さて、わたくしもタマには不毛の議論に参戦(?)したりもする。今回は沖浦氏の直近のコメントからいくつかを拾って、感想を書いてみようかと思う。

 『乃至梵音声と申すは仏の第一の相なり、小王大王転輪王等此の相を一分備へたるゆへに此の王の一言に国も破れ国も治まるなり、宣旨と申すは梵音声の一分なり、万民の万言一王の一言に及ばず、』
 (四条金吾殿御返事)


沖浦氏引用の御文は、先日来の平等観の話と矛盾するのではないかと思うのだが、いかがだろうか?

万民の万言、一王の一言に及ばず。

たぶん想定される反論は、時代が変わった、ということだろう。今は主権在民の時代であるからして、云々かんぬんと。

では、この議論はしばらく保留にして、少し話を進めよう。

いやいや、日蓮正宗は他宗の功徳など認めません。

これは大沢氏の発言であるが、沖浦氏は鬼の首を取ったかのように、この発言を繰り返しあげつらっている。

 これらの仏法者から逸脱した書き込みを、他の法華講員はどなたも諫める事すら出来ない。

直近のコメントでは他に二つほど引用しているが、話がややこしくなるので省略しよう。ともかく大沢氏の発言は仏法者から逸脱しているとのことである。はたしてそうだろうか?

 7.SGIは仏法の寛容の精神を根本に、他の宗教を尊重して、人類の基本的問題について対話し、その解決のために協力していく。

SGI憲章だそうである。どうやら沖浦氏は日蓮正宗ないし大沢氏を批判するための文証として、これを持ち出してきたかのごとくである。

しかし、これは最低最悪の議論だ。SGI憲章? 何それ? そんなの関係ないだろう?

法華講員が猊下の御指南を引用しようものなら、それはアンタたちの内部規定に過ぎないからダメだみたいなことを言っている人が、どうして自分たちの内部規定を持ち出してくるのか、そこがよくわからないところである。ようは支離滅裂なのだ。

こう書くと、おそらくは急いで何らかの御書を引用してくるものと思われるが、その前にこちらから先手を打っておきたい。如説修行抄の一節だ。
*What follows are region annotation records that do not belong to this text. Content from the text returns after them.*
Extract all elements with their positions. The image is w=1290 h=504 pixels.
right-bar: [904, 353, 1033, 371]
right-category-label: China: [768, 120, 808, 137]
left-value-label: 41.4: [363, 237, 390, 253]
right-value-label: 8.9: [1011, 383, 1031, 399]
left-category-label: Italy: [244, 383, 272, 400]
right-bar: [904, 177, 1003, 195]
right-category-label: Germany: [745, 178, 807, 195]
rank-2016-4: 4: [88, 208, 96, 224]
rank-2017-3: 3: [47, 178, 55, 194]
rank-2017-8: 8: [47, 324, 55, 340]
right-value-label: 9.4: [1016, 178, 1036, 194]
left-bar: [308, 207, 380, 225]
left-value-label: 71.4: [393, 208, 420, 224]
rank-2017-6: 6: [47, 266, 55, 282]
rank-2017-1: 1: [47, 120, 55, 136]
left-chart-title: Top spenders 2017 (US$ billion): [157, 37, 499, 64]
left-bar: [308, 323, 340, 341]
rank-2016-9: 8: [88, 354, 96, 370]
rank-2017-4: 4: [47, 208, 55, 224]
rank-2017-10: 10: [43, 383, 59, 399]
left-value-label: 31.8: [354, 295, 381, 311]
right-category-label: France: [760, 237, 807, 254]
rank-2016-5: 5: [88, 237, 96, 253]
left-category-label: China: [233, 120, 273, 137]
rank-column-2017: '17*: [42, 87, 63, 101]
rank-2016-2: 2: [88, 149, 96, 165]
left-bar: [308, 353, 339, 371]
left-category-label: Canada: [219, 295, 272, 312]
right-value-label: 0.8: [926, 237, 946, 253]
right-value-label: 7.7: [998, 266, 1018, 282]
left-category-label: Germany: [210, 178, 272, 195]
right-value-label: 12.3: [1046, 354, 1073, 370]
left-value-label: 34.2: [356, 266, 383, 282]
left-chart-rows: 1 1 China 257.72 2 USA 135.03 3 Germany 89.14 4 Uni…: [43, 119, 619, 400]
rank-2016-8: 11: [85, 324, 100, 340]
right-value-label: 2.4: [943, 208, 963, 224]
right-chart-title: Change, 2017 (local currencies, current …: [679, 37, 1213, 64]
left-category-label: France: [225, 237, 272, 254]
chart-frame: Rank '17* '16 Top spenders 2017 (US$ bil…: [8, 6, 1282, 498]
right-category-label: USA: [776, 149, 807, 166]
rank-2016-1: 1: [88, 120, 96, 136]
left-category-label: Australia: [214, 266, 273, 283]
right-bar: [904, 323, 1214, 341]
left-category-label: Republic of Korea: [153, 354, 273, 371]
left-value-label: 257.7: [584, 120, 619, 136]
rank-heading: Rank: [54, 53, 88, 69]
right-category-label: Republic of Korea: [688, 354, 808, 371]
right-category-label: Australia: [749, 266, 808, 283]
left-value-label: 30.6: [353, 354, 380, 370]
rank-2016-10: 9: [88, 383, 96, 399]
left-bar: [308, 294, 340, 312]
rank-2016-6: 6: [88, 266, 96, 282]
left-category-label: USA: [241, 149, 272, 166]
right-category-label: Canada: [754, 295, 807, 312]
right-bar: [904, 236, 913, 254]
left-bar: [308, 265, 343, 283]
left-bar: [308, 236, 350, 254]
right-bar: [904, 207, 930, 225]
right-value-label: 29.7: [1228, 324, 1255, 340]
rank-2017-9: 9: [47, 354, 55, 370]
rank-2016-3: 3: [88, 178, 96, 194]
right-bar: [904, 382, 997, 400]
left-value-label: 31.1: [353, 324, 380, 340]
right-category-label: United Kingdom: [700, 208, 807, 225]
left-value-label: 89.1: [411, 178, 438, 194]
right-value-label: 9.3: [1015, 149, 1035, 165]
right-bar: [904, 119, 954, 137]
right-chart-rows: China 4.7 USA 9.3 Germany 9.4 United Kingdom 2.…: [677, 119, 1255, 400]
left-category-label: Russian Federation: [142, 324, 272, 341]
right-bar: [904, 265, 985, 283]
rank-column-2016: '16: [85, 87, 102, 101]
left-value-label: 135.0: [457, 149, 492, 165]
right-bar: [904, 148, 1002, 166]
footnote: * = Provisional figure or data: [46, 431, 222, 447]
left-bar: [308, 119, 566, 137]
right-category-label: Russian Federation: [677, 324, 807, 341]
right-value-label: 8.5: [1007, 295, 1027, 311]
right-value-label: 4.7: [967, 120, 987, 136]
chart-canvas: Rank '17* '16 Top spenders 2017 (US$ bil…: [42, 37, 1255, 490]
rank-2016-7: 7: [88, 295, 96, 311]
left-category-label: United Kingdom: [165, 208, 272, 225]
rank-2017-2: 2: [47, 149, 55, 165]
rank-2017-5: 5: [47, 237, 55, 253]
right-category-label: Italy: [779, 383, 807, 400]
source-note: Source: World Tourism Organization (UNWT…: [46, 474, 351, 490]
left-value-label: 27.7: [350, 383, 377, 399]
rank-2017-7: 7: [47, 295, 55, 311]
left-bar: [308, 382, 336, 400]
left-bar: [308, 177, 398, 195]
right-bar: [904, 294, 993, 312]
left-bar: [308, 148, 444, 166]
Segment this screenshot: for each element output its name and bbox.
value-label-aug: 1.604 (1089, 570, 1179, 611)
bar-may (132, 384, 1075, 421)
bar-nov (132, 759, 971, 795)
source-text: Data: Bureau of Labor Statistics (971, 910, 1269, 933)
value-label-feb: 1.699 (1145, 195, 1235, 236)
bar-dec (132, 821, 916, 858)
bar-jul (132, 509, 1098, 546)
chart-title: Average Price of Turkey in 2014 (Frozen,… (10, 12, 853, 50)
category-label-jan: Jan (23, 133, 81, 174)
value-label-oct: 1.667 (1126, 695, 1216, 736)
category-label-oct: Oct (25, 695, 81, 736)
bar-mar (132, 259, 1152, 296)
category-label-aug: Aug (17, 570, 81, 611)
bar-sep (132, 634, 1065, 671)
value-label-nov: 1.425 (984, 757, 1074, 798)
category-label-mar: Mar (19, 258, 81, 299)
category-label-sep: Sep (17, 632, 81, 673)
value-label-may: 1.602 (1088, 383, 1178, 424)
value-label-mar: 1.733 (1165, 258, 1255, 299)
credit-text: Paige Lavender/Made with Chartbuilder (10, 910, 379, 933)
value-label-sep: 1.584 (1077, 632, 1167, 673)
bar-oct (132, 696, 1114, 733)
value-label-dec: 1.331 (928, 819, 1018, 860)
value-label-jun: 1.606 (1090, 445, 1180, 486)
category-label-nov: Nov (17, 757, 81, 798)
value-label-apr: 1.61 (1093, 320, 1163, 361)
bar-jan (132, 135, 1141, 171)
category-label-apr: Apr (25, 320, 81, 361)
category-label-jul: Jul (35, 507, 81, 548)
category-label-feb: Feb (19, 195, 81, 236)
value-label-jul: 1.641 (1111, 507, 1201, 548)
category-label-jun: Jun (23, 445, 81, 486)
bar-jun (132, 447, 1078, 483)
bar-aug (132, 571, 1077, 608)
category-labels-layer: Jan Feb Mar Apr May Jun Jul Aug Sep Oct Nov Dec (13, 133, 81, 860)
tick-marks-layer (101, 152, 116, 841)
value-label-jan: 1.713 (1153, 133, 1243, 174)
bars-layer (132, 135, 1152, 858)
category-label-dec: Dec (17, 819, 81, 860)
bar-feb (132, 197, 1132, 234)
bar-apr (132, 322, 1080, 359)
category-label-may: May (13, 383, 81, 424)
小乗の法流布して得益あるべき時もあり、権大乗の流布して得益あるべき時もあり・・・

さて、この解釈をどうするか、である。

ズバリ、沖浦氏に聞きたい。上掲は他宗の功徳を認める御文なのか否か、二つに一つであれば返答は容易であろう。この回答いかんによって、沖浦氏がまったく御書が読めていないことが判明するかもしれない。実に楽しみである。